On Monday, Facebook, Instagram’s parent company, revealed the key reasons to how your Explore tab is individually catered to your interests — well interests developed from “an AI system based on a highly efficient 3-part ranking funnel that extracts 65 billion features and makes 90 million model predictions every second.”
The blog post is technically written and doesn’t contain many surprises, but it provides insight into how certain things — good and bad — are being pushed through a user’s Explore feed.
If you’re just wanting to know how to craft a better Explore tab for yourself, start interacting with it, but be careful. If you don’t want to see certain types of posts, click the three dots in the top right corner of a post and click “see fewer posts like this.” If there are types of posts you want to see more of, interact with them by commenting, liking, watching the full video, saving it, or expanding the caption. The algorithm will notice.

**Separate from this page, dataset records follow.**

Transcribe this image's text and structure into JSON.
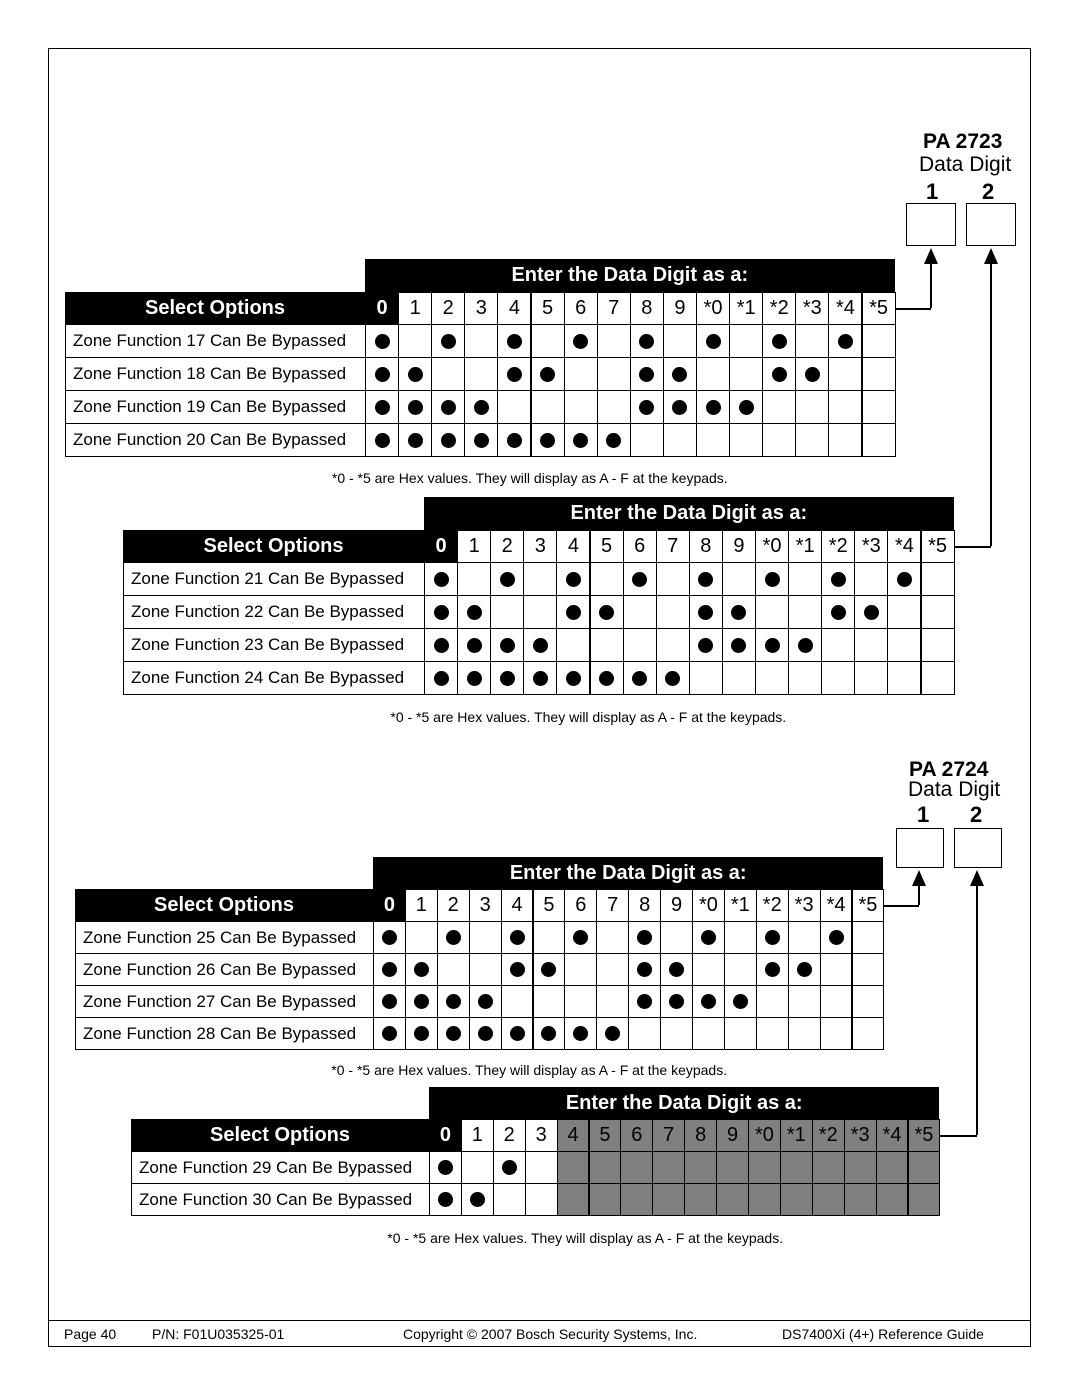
{
  "pa_2723": {
    "title": "PA 2723",
    "subtitle": "Data Digit",
    "digit1": "1",
    "digit2": "2"
  },
  "pa_2724": {
    "title": "PA 2724",
    "subtitle": "Data Digit",
    "digit1": "1",
    "digit2": "2"
  },
  "common": {
    "select_options": "Select Options",
    "enter_header": "Enter the Data Digit as a:",
    "digits": [
      "0",
      "1",
      "2",
      "3",
      "4",
      "5",
      "6",
      "7",
      "8",
      "9",
      "*0",
      "*1",
      "*2",
      "*3",
      "*4",
      "*5"
    ],
    "hex_note": "*0 - *5 are Hex values. They will display as A - F at the keypads."
  },
  "tables": [
    {
      "rows": [
        {
          "label": "Zone Function 17 Can Be Bypassed",
          "dots": [
            0,
            2,
            4,
            6,
            8,
            10,
            12,
            14
          ]
        },
        {
          "label": "Zone Function 18 Can Be Bypassed",
          "dots": [
            0,
            1,
            4,
            5,
            8,
            9,
            12,
            13
          ]
        },
        {
          "label": "Zone Function 19 Can Be Bypassed",
          "dots": [
            0,
            1,
            2,
            3,
            8,
            9,
            10,
            11
          ]
        },
        {
          "label": "Zone Function 20 Can Be Bypassed",
          "dots": [
            0,
            1,
            2,
            3,
            4,
            5,
            6,
            7
          ]
        }
      ],
      "disabled_from": 16
    },
    {
      "rows": [
        {
          "label": "Zone Function 21 Can Be Bypassed",
          "dots": [
            0,
            2,
            4,
            6,
            8,
            10,
            12,
            14
          ]
        },
        {
          "label": "Zone Function 22 Can Be Bypassed",
          "dots": [
            0,
            1,
            4,
            5,
            8,
            9,
            12,
            13
          ]
        },
        {
          "label": "Zone Function 23 Can Be Bypassed",
          "dots": [
            0,
            1,
            2,
            3,
            8,
            9,
            10,
            11
          ]
        },
        {
          "label": "Zone Function 24 Can Be Bypassed",
          "dots": [
            0,
            1,
            2,
            3,
            4,
            5,
            6,
            7
          ]
        }
      ],
      "disabled_from": 16
    },
    {
      "rows": [
        {
          "label": "Zone Function 25 Can Be Bypassed",
          "dots": [
            0,
            2,
            4,
            6,
            8,
            10,
            12,
            14
          ]
        },
        {
          "label": "Zone Function 26 Can Be Bypassed",
          "dots": [
            0,
            1,
            4,
            5,
            8,
            9,
            12,
            13
          ]
        },
        {
          "label": "Zone Function 27 Can Be Bypassed",
          "dots": [
            0,
            1,
            2,
            3,
            8,
            9,
            10,
            11
          ]
        },
        {
          "label": "Zone Function 28 Can Be Bypassed",
          "dots": [
            0,
            1,
            2,
            3,
            4,
            5,
            6,
            7
          ]
        }
      ],
      "disabled_from": 16
    },
    {
      "rows": [
        {
          "label": "Zone Function 29 Can Be Bypassed",
          "dots": [
            0,
            2
          ]
        },
        {
          "label": "Zone Function 30 Can Be Bypassed",
          "dots": [
            0,
            1
          ]
        }
      ],
      "disabled_from": 4
    }
  ],
  "colors": {
    "disabled": "#808080",
    "header": "#000000"
  },
  "footer": {
    "page": "Page 40",
    "part_number": "P/N: F01U035325-01",
    "copyright": "Copyright © 2007 Bosch Security Systems, Inc.",
    "guide": "DS7400Xi (4+) Reference Guide"
  }
}
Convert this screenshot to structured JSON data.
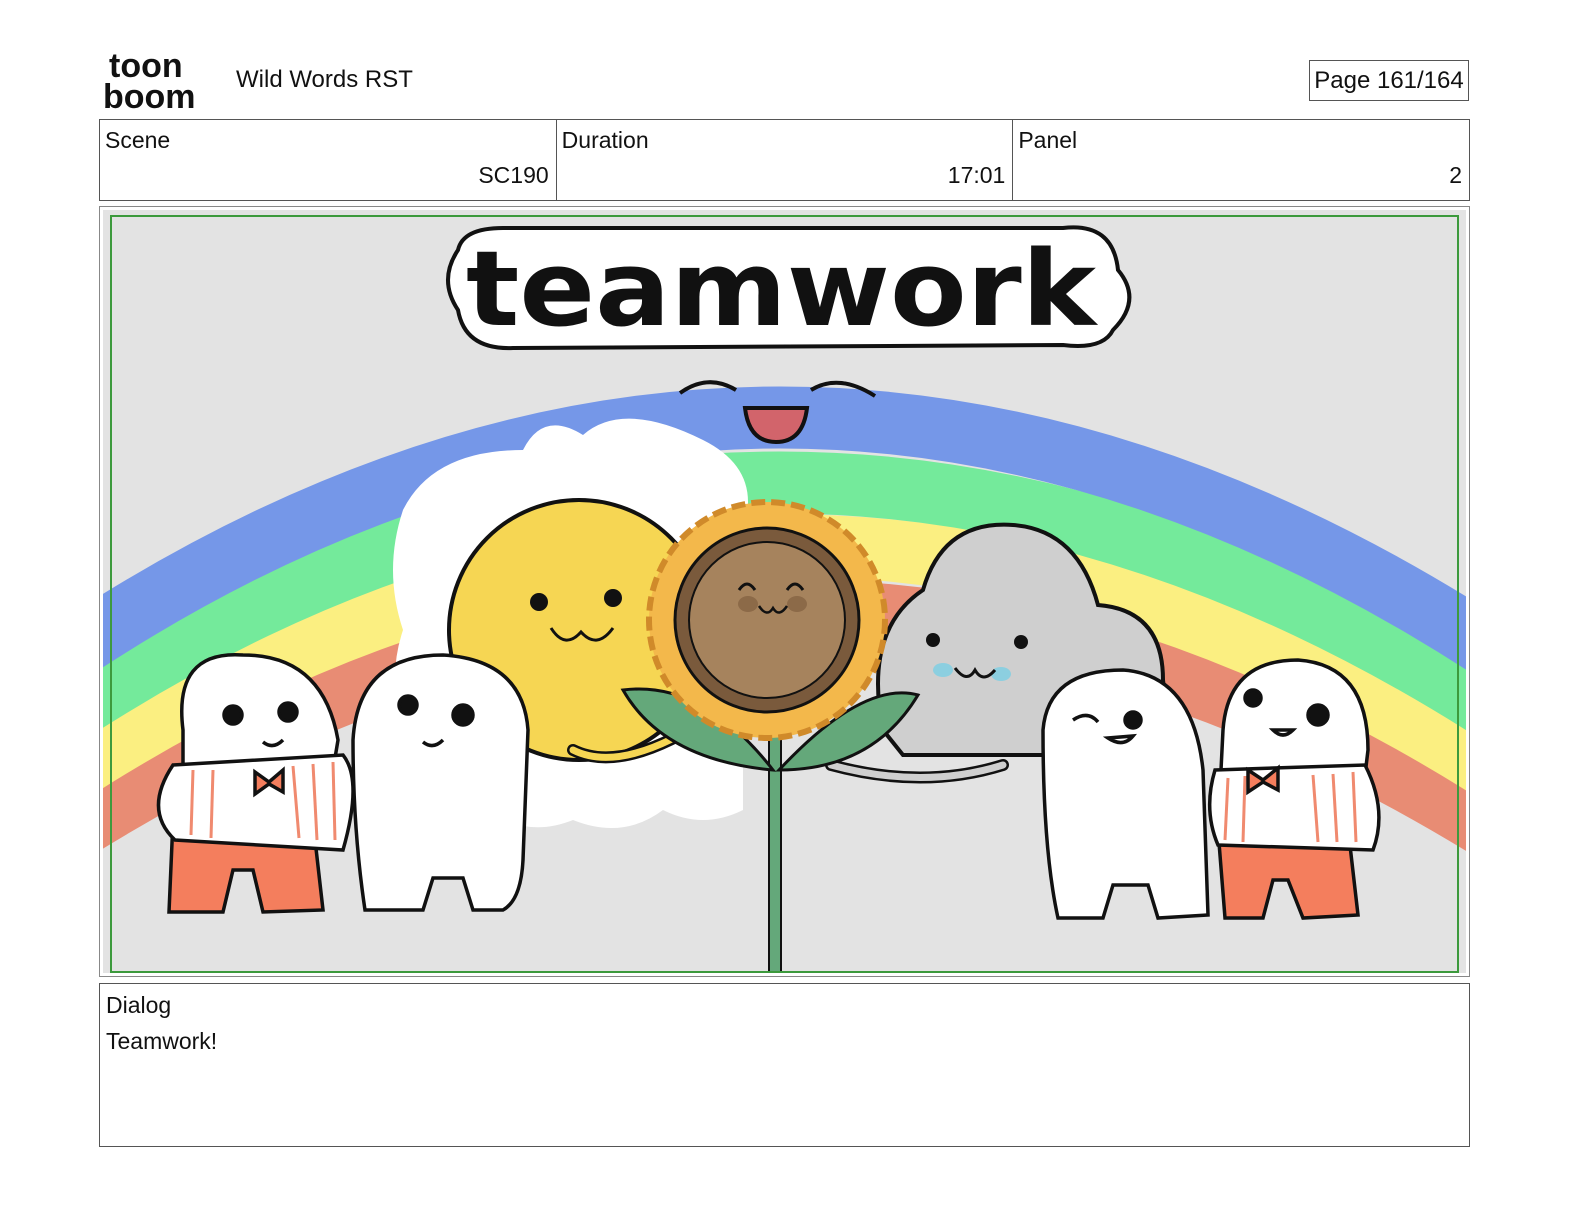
{
  "header": {
    "logo": {
      "line1": "toon",
      "line2": "boom",
      "icon": "toon-boom-logo"
    },
    "project_title": "Wild Words RST",
    "page_label": "Page 161/164"
  },
  "meta": {
    "scene": {
      "label": "Scene",
      "value": "SC190"
    },
    "duration": {
      "label": "Duration",
      "value": "17:01"
    },
    "panel": {
      "label": "Panel",
      "value": "2"
    }
  },
  "panel_image": {
    "title_text": "teamwork",
    "colors": {
      "background": "#e3e3e3",
      "rainbow_blue": "#7597e8",
      "rainbow_green": "#74ea9b",
      "rainbow_yellow": "#fbef81",
      "rainbow_red": "#e88c74",
      "sun": "#f6d653",
      "sunflower_petals": "#f3b84b",
      "sunflower_center": "#a6835d",
      "cloud": "#cfcfcf",
      "leaf": "#64a87a",
      "safe_frame": "#3d9a3d",
      "shirt_stripes": "#f08a6f",
      "pants": "#f47e5d"
    }
  },
  "dialog": {
    "label": "Dialog",
    "text": "Teamwork!"
  }
}
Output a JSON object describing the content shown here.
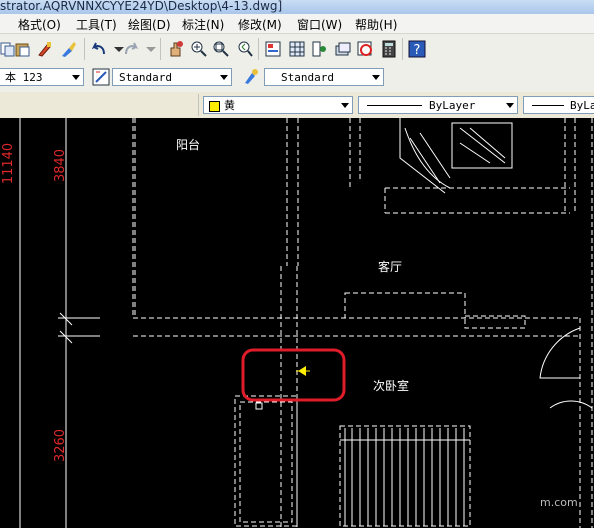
{
  "window": {
    "title": "strator.AQRVNNXCYYE24YD\\Desktop\\4-13.dwg]"
  },
  "menu": {
    "items": [
      "格式(O)",
      "工具(T)",
      "绘图(D)",
      "标注(N)",
      "修改(M)",
      "窗口(W)",
      "帮助(H)"
    ]
  },
  "toolbar2": {
    "text_style_value": "本 123",
    "dim_style_value": "Standard",
    "table_style_value": "Standard"
  },
  "toolbar3": {
    "color_value": "黄",
    "linetype_value": "ByLayer",
    "lineweight_value": "ByLa"
  },
  "drawing": {
    "dimensions": {
      "total": "11140",
      "upper": "3840",
      "lower": "3260"
    },
    "rooms": {
      "balcony": "阳台",
      "living": "客厅",
      "bedroom": "次卧室"
    },
    "watermark": "m.com"
  },
  "colors": {
    "dim_red": "#e0282a",
    "highlight_red": "#e01c2a",
    "cursor_yellow": "#ffee00",
    "line_white": "#ffffff"
  }
}
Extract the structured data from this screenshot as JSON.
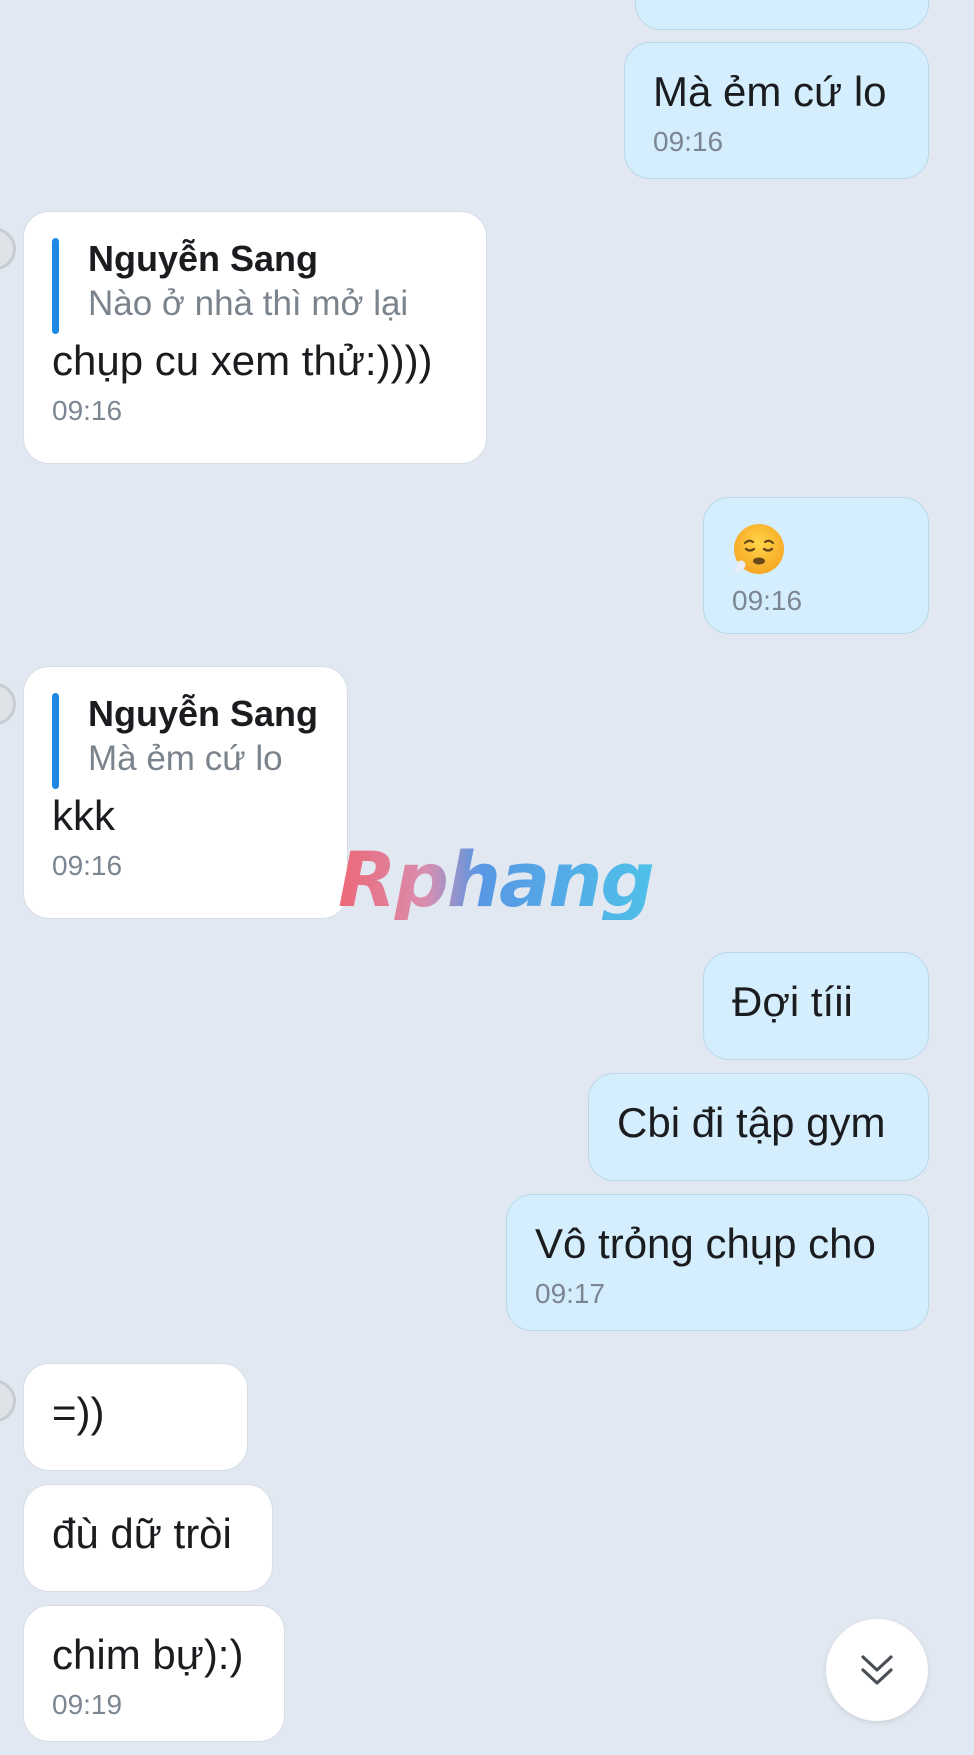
{
  "messages": {
    "m0": {
      "direction": "outgoing"
    },
    "m1": {
      "direction": "outgoing",
      "text": "Mà ẻm cứ lo",
      "time": "09:16"
    },
    "m2": {
      "direction": "incoming",
      "quote_name": "Nguyễn Sang",
      "quote_text": "Nào ở nhà thì mở lại",
      "text": "chụp cu xem thử:))))",
      "time": "09:16"
    },
    "m3": {
      "direction": "outgoing",
      "emoji": "tired-face-emoji",
      "time": "09:16"
    },
    "m4": {
      "direction": "incoming",
      "quote_name": "Nguyễn Sang",
      "quote_text": "Mà ẻm cứ lo",
      "text": "kkk",
      "time": "09:16"
    },
    "m5": {
      "direction": "outgoing",
      "text": "Đợi tíii"
    },
    "m6": {
      "direction": "outgoing",
      "text": "Cbi đi tập gym"
    },
    "m7": {
      "direction": "outgoing",
      "text": "Vô trỏng chụp cho",
      "time": "09:17"
    },
    "m8": {
      "direction": "incoming",
      "text": "=))"
    },
    "m9": {
      "direction": "incoming",
      "text": "đù dữ tròi"
    },
    "m10": {
      "direction": "incoming",
      "text": "chim bự):)",
      "time": "09:19"
    }
  },
  "watermark": {
    "text": "Rphang"
  },
  "scroll_button": {
    "icon": "double-chevron-down-icon"
  },
  "colors": {
    "background": "#e2e8f1",
    "outgoing_bubble": "#d5eefd",
    "incoming_bubble": "#ffffff",
    "quote_bar": "#1e88e5",
    "timestamp": "#7c8692"
  }
}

Now for the breakdown of the Explore AI.
Throughout the post, the social media network reiterated on how large the platform is and the vast amount of information and interests it hosts “with topic varying from Arabic calligraphy to model trains to slime.”
In order to sift through the “billions of high-quality pieces of media on Instagram,” the Explore AI specifically focuses on what accounts a user interacts with. By focusing on the account as a whole, rather than the individual post, the algorithm is able to identify accounts that are “topically similar to each other.” The diagram below breaks this process down a bit more.
The AI determines accounts that are similar to each other by using a method similar to a machine learning system called “word embedding,” which studies the order in which words appear with other words. An example would be the word “wedding” is often next to the words “dress” and “flowers,” but less often next to the words “funeral” and “dolphin.”
From the linking of accounts to each other based on common themes like weddings or travel or food, the algorithm records the interactions users have with the posts, and the model is able to learn and produce the best possible content for users’ Explore feed. The AI breaks billions of posts down to a relevant 500 posts, then uses the strategies above to cut it to 150, then it picks the 50 “highest-quality and most relevant” posts, then it uses the final model to get the top 25 of those 50, which make up the first page of the Explore grid.
“Setting up the distillation model’s mimicry behavior minimizes the need to tune multiple parameters and maintain multiple models in different ranking stages,” the post reads. “Leveraging this technique, we can efficiently evaluate a bigger set of media to find the most relevant media on every ranking request while keeping the computational resources under control.”
Additionally, the AI filters for inappropriate or misinformed content the best it can. “We want to make sure the content we recommend is both safe and appropriate for a global community of many ages on Explore,” the post reads. “Using a variety of signals, we filter out content we can identify as not being eligible to be recommended before we build out eligible inventory for each person. In addition to blocking likely policy-violating content and misinformation, we leverage ML systems that help detect and filter content like spam.”